Il y a peu, cette capitale du sud-est de l’Anatolie grouillait d’une faune hétéroclite, entre les combattants syriens venus souffler entre deux combats, les candidats au Djihad, les trafiquants de tout poil, les marchands d’armes et les correspondants de guerre. Aujourd’hui, « Antep la victorieuse » est étonnement calme. L’immense salle à manger de l’hôtel Tugcan, au centre-ville, n’accueille guère que trois ou quatre clients fort silencieux. Le pouvoir turc a (presque) fermé la frontière avec la Syrie. Et les visiteurs trop curieux ne sont plus les bienvenus dans cette cité de deux millions d’âmes, abritant le plus grand musée de mosaïques du monde.
Gaziantep accueille le siège exécutif de l’Union des organisations de secours et soins médicaux (UOSSM), l’une des ONG les plus efficaces en Syrie. Elle aide quelque 120 hôpitaux et plus de 200 centres de santé situés dans les zones tenues par les rebelles. La dictature syrienne classe l’UOSSM parmi les organisations terroristes, car elle soigne les opposants.
Des hôpitaux bombardés vingt-cinq fois
« C’est une guerre totale. Pour démoraliser la population, le régime et ses alliés, notamment les Russes, bombardent systématiquement les hôpitaux, y compris ceux pour enfants. Ils utilisent du matériel très sophistiqué pour pouvoir atteindre les centres de soins souterrains. Il s’agit d’une stratégie militaire délibérée », déplore Wael Al-Raas, deputy CEO-Medical, à l’UOSSM.
Originaire de Hama, étape entre Damas et Alep, ce dernier a été emprisonné quelques semaines, avant de pouvoir fuir et mettre sa famille à l’abri.

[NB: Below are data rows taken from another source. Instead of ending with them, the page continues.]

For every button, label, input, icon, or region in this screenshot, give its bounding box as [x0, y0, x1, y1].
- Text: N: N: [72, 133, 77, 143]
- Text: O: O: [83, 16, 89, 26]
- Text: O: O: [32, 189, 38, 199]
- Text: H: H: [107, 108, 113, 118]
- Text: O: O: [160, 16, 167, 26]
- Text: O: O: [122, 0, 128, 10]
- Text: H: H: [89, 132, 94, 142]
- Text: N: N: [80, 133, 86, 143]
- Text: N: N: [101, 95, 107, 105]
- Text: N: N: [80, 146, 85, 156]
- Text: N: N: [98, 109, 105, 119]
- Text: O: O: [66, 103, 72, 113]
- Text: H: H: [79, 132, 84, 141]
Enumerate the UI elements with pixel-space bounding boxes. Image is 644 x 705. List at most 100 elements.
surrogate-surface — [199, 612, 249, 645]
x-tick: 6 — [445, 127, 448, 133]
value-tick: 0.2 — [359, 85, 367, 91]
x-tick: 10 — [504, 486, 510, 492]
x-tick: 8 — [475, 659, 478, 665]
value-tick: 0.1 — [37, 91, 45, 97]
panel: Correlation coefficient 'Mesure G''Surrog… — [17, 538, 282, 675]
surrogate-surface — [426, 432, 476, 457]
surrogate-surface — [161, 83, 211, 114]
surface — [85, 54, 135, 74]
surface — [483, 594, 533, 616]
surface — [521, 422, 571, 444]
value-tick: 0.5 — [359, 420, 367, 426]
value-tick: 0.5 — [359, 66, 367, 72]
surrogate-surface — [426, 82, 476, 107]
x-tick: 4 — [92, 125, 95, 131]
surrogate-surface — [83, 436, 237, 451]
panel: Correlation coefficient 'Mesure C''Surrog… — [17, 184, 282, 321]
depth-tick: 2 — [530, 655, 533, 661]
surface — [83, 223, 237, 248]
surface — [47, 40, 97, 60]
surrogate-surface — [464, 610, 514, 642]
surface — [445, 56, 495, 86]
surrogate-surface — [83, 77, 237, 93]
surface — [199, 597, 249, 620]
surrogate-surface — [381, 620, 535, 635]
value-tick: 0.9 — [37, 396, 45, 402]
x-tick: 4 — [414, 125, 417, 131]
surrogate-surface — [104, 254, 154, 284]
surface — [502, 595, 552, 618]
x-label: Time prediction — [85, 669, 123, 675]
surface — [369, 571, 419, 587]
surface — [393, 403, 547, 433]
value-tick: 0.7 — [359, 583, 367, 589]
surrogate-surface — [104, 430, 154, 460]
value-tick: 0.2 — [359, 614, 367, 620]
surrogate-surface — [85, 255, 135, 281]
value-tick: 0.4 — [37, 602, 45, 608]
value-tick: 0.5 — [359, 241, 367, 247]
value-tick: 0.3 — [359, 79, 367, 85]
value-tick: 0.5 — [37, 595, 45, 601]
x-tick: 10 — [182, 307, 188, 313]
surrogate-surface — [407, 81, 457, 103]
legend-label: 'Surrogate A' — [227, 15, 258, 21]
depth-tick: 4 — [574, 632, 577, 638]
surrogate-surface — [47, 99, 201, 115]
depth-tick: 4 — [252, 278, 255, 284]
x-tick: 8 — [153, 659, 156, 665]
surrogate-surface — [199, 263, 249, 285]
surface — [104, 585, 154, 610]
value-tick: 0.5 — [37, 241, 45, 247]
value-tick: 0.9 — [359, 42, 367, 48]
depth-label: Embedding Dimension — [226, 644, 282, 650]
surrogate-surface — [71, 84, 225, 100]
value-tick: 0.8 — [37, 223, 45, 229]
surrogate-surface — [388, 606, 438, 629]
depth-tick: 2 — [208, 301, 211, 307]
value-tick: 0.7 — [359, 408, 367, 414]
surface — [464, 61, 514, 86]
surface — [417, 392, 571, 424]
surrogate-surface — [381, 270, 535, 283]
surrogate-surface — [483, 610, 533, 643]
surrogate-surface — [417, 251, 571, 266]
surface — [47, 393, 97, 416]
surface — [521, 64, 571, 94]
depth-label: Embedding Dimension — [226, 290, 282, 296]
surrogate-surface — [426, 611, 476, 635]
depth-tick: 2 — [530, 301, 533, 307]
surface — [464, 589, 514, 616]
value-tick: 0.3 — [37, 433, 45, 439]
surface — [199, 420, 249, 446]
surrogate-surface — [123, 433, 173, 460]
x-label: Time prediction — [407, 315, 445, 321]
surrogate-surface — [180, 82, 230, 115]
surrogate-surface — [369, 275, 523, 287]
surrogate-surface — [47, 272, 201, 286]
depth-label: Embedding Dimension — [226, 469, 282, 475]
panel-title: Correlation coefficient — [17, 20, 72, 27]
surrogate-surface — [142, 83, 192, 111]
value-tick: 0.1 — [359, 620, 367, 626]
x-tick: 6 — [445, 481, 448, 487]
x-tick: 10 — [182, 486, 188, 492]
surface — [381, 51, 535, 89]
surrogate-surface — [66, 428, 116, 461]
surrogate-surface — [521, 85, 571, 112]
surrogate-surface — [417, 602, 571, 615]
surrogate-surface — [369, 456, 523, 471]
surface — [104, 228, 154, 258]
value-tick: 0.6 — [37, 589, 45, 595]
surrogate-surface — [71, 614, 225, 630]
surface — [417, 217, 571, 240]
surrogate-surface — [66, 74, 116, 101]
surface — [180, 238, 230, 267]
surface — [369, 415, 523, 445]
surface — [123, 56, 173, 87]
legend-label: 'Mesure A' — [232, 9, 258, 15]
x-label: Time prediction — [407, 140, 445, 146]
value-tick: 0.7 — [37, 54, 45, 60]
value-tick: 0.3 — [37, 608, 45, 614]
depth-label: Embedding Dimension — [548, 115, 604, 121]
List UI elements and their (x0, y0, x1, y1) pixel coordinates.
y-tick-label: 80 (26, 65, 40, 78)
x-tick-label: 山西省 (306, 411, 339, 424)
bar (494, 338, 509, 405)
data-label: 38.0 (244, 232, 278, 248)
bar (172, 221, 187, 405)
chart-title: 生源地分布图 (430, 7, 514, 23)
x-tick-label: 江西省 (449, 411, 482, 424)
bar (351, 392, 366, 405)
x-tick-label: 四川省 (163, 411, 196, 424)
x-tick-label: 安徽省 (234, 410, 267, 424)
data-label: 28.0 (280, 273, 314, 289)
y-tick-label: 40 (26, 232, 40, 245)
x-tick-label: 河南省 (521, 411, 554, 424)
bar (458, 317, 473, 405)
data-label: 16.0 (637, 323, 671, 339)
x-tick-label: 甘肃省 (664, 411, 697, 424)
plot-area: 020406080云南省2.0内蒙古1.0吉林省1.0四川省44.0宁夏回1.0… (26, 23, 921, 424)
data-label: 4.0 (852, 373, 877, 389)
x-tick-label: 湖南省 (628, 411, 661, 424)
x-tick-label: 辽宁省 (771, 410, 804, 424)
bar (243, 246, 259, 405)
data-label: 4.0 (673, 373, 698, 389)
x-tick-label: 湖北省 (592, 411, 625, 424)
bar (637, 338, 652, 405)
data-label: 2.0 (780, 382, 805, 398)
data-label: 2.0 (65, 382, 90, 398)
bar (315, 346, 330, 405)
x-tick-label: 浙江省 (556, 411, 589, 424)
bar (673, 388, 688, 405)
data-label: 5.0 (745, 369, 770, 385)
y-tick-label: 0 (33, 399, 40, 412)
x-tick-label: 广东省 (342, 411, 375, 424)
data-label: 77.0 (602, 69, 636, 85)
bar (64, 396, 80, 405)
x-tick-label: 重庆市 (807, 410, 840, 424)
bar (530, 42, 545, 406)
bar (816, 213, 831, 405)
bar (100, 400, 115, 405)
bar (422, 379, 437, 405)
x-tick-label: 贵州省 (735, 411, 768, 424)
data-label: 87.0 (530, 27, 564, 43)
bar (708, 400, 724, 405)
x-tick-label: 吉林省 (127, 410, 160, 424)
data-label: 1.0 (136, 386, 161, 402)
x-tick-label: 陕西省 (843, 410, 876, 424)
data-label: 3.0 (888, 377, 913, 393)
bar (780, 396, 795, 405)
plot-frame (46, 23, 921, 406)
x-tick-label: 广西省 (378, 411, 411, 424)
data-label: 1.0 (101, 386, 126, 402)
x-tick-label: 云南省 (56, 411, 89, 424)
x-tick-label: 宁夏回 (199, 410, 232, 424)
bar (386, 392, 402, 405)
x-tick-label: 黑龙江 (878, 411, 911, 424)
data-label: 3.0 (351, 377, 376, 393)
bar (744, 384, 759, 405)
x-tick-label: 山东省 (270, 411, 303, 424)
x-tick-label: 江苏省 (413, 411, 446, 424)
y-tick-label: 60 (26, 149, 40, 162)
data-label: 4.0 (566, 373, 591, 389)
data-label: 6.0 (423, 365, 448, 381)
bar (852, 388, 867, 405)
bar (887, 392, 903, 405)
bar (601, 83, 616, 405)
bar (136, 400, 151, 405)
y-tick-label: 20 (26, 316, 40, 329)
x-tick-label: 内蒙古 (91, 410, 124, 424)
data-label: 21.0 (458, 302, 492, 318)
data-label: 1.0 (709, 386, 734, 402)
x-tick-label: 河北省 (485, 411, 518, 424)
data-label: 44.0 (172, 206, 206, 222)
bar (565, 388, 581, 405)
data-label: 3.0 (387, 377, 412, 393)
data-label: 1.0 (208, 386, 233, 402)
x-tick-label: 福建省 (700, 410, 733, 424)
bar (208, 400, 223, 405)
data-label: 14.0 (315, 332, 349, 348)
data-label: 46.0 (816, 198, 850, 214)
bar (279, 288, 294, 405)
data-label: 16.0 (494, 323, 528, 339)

L’année dernière, tous les hôpitaux soutenus par l’ONG à Alep, Idleb, Hama, Daraa, Quneitra, Homs ont été atteints par des frappes aériennes, certains d’entre eux, jusqu’à vingt-cinq fois… Le 4 avril dernier, à Khan Cheikhoun, dans la province d’Idleb, au nord-ouest de la Syrie, une attaque chimique a fait 88 morts, dont 31 enfants. « Actuellement, le gouvernorat est plutôt calme. Mais des rumeurs laissent entendre que Bachar al-Assad préparerait une nouvelle attaque chimique », ajoute Wael Al-Raas.
Coupures de courant mortelles
Le grand projet de l’UOSSM s’appelle Syria Solar. Il s’agit de fournir de l’énergie solaire aux hôpitaux et ainsi sauver des centaines de vies humaines. L’ONG a déjà installé dans un hôpital, au nord de la Syrie, 480 panneaux solaires photovoltaïques. « Nous ne donnons pas le nom de l’établissement pour lui éviter d’être spécialement visé par le régime », explique le responsable. Techniquement, outre les panneaux solaires, capables de produire 127 kWp de courant continue, l’installation comprend « 288 batteries capables de stocker 720 kWh de puissance électrique et des systèmes de contrôle de données avancées », explique le site de l’ONG. L’énergie solaire devrait permettre d’économiser plus de 7 000 litres de carburant par mois, soit 20 à 30 % des frais énergétiques mensuels de l’hôpital. L’objectif suivant sera d’équiper cinq autres hôpitaux. La guerre a détruit la plupart des réseaux électriques de Syrie. Résultat, tout fonctionne avec des générateurs diesel. Mais comment faire quand on tombe à court de carburant, faute de moyens financiers ou faute de pouvoir s’approvisionner ? Or, les couveuses, par exemple, fonctionnent à l’électricité et ne peuvent pas connaître d’interruption. En clair, l’énergie solaire devrait éviter la mort de blessés, de malades, de nourrissons.
3 150 euros pour un bloc opératoire
Les chiffres donnés par l’Union des organisations de secours et soins médicaux (UOSSM) interpellent : plus de 465 000 morts depuis le début de la guerre, 11 millions de Syriens ont besoin d’eau, de systèmes sanitaires, de soins de santé. 732 soignants ont été tués. Pour continuer à soigner dans les zones rebelles, il faut des sous. 10 euros pour une consultation médicale, trente euros pour financer une dialyse, 1 500 euros pour une opération de prothèse du genou. 3 150 euros pour un bloc opératoire. « Nous aimerions soigner les populations habitant dans les territoires repris à l’Organisation Etat islamique. Mais comme ces régions sont occupées par les Kurdes, la Turquie ne nous permet pas de nous y rendre. Nous envisageons de passer par le Kurdistan irakien », explique Wael Al-Raas, « la Syrie a été transformée en pièces de puzzle ».